Os adidos agrícolas brasileiros são escolhidos por meio de processo seletivo dos ministérios da Agricultura, Pecuária e Abastecimento e das Relações Exteriores, com base técnica, “demostrando compromisso com os valores da meritocracia no serviço público”, de acordo com Odilson Ribeiro e Silva, secretário de Relações Internacionais do Agronegócio do Mapa.
O Mapa já contava com 14 profissionais atuando no exterior. O mandato do adido é de dois anos, passível de renovação por mais dois.
Para ocupar o cargo de adido junto à União Européia, em Bruxelas, foi designado Guilherme Costa, reforçando a atuação brasileira junto ao atual adido Márcio Rezende. Na Colômbia, em Bogotá, irá atuar Marcus Vinicius Segurado Coelho; no Canadá, em Ottawa, a representante será Luciana Pimenta Ambrozevicius; no Reino do Marrocos, em Rabat, irá atuar Nilson César Castanheira Guimarães.
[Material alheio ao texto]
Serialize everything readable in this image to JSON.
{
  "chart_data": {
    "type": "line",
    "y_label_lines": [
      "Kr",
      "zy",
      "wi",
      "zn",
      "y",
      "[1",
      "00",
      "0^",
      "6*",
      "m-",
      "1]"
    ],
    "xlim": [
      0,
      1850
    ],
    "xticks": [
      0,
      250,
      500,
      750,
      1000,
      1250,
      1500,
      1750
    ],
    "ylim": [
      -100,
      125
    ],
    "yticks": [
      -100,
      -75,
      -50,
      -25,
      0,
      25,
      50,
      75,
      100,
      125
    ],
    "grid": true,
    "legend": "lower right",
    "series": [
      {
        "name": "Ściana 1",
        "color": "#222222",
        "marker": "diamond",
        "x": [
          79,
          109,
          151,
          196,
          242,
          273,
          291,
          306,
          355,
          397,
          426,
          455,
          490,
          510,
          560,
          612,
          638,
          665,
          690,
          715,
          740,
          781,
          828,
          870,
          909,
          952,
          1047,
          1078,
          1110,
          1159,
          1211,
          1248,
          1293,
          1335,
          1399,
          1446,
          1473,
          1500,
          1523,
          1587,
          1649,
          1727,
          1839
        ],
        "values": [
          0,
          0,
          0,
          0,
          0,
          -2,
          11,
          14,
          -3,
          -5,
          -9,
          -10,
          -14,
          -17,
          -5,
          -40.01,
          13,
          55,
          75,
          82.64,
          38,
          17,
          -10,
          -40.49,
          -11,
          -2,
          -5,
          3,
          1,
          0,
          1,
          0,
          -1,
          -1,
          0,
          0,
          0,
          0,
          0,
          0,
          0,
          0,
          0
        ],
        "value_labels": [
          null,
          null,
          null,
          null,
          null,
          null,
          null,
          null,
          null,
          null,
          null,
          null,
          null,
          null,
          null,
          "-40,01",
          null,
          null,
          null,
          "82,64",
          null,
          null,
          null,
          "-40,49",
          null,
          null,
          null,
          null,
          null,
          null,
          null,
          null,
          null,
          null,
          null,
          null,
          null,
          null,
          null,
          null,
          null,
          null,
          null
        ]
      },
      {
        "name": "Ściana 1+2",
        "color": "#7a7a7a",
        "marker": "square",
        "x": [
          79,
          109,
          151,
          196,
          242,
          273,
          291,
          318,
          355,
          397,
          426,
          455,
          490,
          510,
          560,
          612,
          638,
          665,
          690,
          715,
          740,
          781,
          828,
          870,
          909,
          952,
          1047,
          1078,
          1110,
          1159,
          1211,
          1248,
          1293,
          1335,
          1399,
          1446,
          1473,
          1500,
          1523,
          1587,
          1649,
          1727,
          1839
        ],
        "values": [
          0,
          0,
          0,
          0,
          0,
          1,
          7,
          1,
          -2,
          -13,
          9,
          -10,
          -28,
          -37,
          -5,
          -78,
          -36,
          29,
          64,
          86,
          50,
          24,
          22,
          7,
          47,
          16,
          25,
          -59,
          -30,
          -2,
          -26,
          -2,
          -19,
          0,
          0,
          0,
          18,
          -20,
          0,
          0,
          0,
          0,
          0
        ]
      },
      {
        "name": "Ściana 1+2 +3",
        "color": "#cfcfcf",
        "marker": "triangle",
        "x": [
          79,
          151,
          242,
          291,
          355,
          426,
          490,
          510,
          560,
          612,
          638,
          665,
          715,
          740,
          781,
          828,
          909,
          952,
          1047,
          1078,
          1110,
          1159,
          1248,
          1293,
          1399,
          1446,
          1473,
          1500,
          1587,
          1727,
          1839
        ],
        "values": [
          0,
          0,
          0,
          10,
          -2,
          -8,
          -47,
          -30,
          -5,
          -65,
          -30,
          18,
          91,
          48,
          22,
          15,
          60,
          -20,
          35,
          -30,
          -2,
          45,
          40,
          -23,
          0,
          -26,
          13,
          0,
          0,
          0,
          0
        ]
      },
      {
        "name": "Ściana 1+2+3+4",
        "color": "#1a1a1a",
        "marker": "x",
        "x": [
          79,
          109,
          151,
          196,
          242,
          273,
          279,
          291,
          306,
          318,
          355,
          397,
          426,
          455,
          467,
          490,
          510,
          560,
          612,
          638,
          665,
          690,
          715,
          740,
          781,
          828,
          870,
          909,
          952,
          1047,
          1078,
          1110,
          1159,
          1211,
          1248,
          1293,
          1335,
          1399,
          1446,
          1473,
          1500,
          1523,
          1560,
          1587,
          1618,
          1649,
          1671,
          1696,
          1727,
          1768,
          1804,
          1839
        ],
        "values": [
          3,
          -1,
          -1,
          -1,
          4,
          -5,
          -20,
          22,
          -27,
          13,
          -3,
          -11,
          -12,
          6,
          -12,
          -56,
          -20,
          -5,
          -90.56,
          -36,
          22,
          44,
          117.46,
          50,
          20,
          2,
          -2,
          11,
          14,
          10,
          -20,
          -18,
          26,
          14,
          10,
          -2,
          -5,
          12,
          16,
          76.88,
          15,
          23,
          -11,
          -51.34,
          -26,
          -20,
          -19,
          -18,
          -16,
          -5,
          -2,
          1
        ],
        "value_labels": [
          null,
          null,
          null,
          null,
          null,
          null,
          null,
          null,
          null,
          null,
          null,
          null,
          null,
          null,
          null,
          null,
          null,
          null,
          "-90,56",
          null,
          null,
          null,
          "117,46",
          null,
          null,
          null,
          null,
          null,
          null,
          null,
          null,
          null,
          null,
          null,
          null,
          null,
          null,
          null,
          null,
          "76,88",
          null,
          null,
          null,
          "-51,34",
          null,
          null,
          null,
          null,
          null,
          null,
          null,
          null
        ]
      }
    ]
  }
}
Na República do Egito, no Cairo, o adido será Cesar Simas Teles, e, na República da Indonésia, em Jacarta, o cargo será ocupado por Gustavo Bracale.
Os novos adidos irão a São Paulo na próxima semana, de 26 a 30, para visitas ao Porto de Santos e para encontros com representantes de entidades do setor privado. A partir disso, os novos adidos começam o processo de desligamento de suas funções no Brasil e a mudança para os seus respectivos postos.
Os adidos são profissionais capazes de antecipar-se às mudanças constantes nas exigências dos países importadores de produtos agrícolas e de responder, de forma rápida e tecnicamente consistente, aos vários questionamentos feitos pelos parceiros comerciais do Brasil, explicou Odilson Ribeiro e Silva.
Entre os principais temas tratados, destacam-se negociações envolvendo restrições comerciais, sanitárias e fitossanitárias. Produtos agrícolas enfrentam restrições desse tipo em todo o mundo, independentemente de sua origem. A presença de um profissional especializado representando a agricultura brasileira junto aos principais mercados compradores permite esclarecimentos e trocas de informações técnicas constantes.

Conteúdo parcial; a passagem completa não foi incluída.